Funny, after being so reluctant to stay in Menzies, I slept incredibly well. It was a bit weird, waking up virtually on the steps of the Town Hall, and in the middle of the main street, especially when the first thing you do is wander over to the toilet block in your jarmies, in full view of all the passers-by. Never mind, I am shameless already, after only two weeks "out west". I'm not sure how I will fit back into city living again, although at least in Birkenhead territory, it’s also OK to go to the supermarket in your jarmies or your inside-out T-shirt from yesterday. 

Getting fuel in Menzies was a bit of a challenge. The petrol station had closed - that is, the people who own it put a fence around it and decided to make it their private home. Very cosy! A very detention-centre-like look, maybe it will take off in other towns, who knows? They left the bowsers in place, and obviously struck a lucrative deal with one of the fuel companies, because if you can decipher the weird instructions on the pump, it is actually possible to fill your car up. However, first you have to endure the humiliation of a bloke in a blue singlet coming out after about 20 minutes of swearing and carrying on to have a laugh at how noone ever gets it right, and he then has a cackle about the first receipt you got from the machine, which reads $999,999. We weren't sure where we were going to put nearly a million dollars worth of unleaded, nor how poor old Serge the Subi was going to carry it. Turns out that the "hand lever" you are supposed to pull is some gadget that doesn't look anything like it is a moving part. It didn't seem the time to explain the nuances of the English language, unless we wanted gappy smiles that matched our host's, so we politely said thanks and hightailed it out of there.
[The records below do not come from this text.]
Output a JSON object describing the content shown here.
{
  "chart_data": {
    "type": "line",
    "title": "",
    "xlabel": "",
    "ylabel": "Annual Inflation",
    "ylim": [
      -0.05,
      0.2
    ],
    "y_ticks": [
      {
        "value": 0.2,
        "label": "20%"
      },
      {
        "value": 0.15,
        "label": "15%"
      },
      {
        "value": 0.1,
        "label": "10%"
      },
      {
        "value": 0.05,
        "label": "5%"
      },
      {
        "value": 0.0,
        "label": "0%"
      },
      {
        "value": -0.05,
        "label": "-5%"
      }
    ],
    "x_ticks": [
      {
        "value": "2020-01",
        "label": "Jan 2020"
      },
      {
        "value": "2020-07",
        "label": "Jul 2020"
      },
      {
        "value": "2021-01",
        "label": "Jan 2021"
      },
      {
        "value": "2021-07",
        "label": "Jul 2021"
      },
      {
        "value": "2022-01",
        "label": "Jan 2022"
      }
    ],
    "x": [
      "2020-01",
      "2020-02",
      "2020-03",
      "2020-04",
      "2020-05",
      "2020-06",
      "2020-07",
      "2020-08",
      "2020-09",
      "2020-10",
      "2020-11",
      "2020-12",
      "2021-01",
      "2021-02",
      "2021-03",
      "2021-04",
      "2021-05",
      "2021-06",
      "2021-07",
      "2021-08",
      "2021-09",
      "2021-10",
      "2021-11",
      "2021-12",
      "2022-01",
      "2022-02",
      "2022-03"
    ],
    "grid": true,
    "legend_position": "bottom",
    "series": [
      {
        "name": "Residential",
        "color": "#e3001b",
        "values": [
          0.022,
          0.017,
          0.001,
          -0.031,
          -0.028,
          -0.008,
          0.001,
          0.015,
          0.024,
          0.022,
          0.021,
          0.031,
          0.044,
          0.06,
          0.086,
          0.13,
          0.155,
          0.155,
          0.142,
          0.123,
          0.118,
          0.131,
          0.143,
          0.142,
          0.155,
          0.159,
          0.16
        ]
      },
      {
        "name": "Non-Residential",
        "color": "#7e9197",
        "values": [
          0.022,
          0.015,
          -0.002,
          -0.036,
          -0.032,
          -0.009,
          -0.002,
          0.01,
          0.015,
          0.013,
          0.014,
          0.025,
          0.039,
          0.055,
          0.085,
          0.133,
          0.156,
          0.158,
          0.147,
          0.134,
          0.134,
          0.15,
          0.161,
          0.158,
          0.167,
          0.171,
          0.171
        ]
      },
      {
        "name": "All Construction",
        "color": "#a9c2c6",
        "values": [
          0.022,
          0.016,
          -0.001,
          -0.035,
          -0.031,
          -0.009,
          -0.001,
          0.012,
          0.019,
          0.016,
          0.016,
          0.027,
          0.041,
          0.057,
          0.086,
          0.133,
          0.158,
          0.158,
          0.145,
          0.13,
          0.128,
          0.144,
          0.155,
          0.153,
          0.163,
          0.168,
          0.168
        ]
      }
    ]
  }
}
On to Leonora, via a few more ghost towns. We stopped in Kookynie, thinking there'd be a township of sorts to look at. Turns out the hotel is the last surviving relic, and almost everything else really is a ghost. We stopped for a beer at the pub, and were joined at the bar by the two local policemen, who had stopped in for a fried onion and cheese sandwich with chips (IN the sandwich, yuck!) and a chat with the newcomers. It was a very jolly interlude and threw up two more possible options for a career change - running a bar with almost no business, or working a beat where there's no trouble! The timing was not right this time, either, so we continued on our journey ...
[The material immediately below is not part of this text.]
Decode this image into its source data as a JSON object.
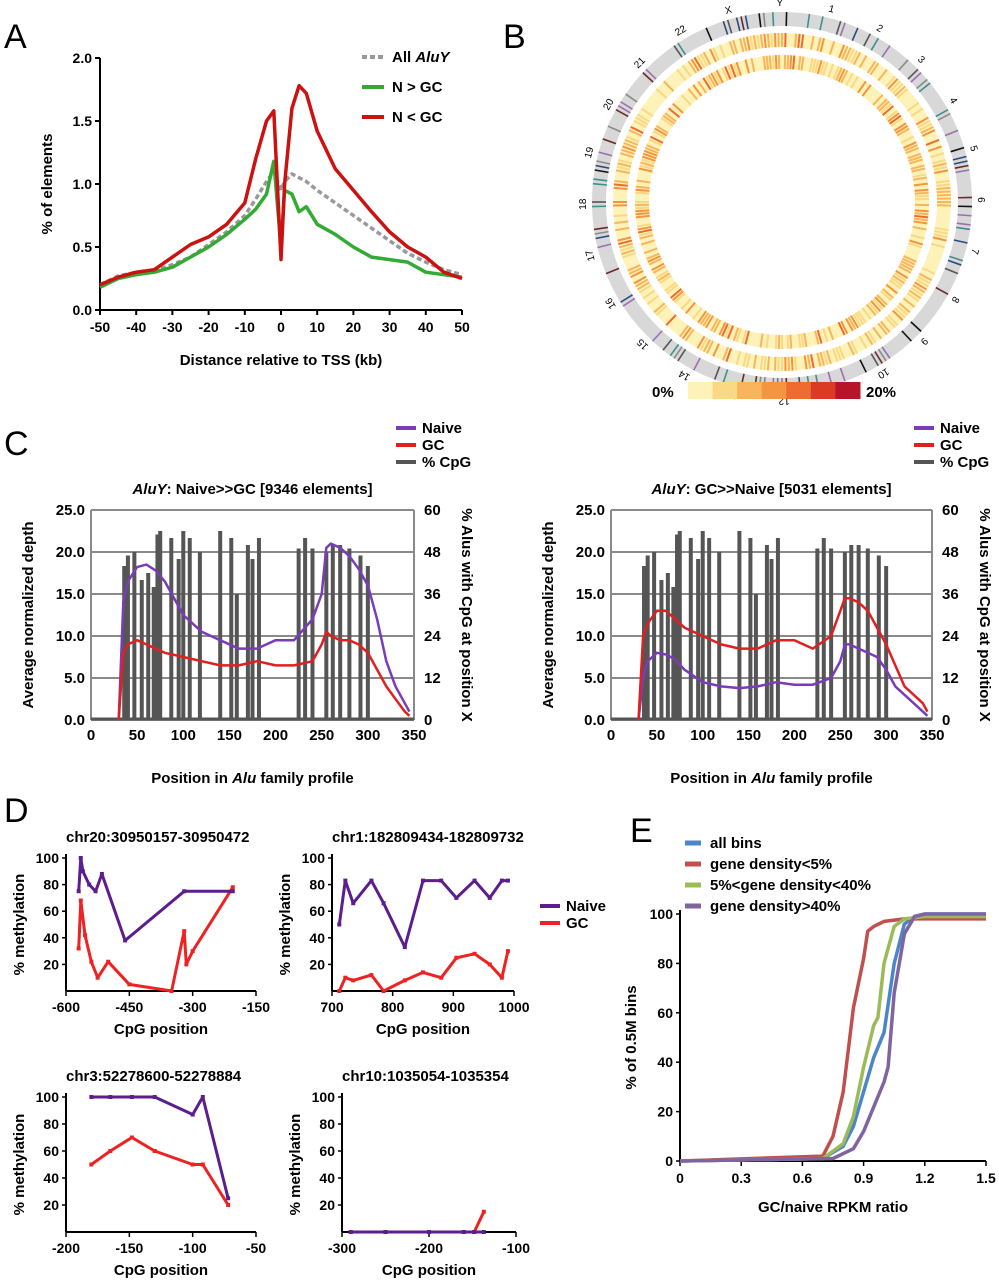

Paddy’s mate in Leonora (someone who visited the camp earlier in the year) turned out to be a hoot – and an incredible source of interesting and useful information. We have forgotten most of it, as he spoke so fast and with such passion that, whilst you were engrossed in the story, this stopped you from remembering to take notes down the finer details. He wasn’t very encouraging about the situation of the local indigenous folk, and a walk down the main street before dinner at the "whiteys’" pub unfortunately confirmed what he had said.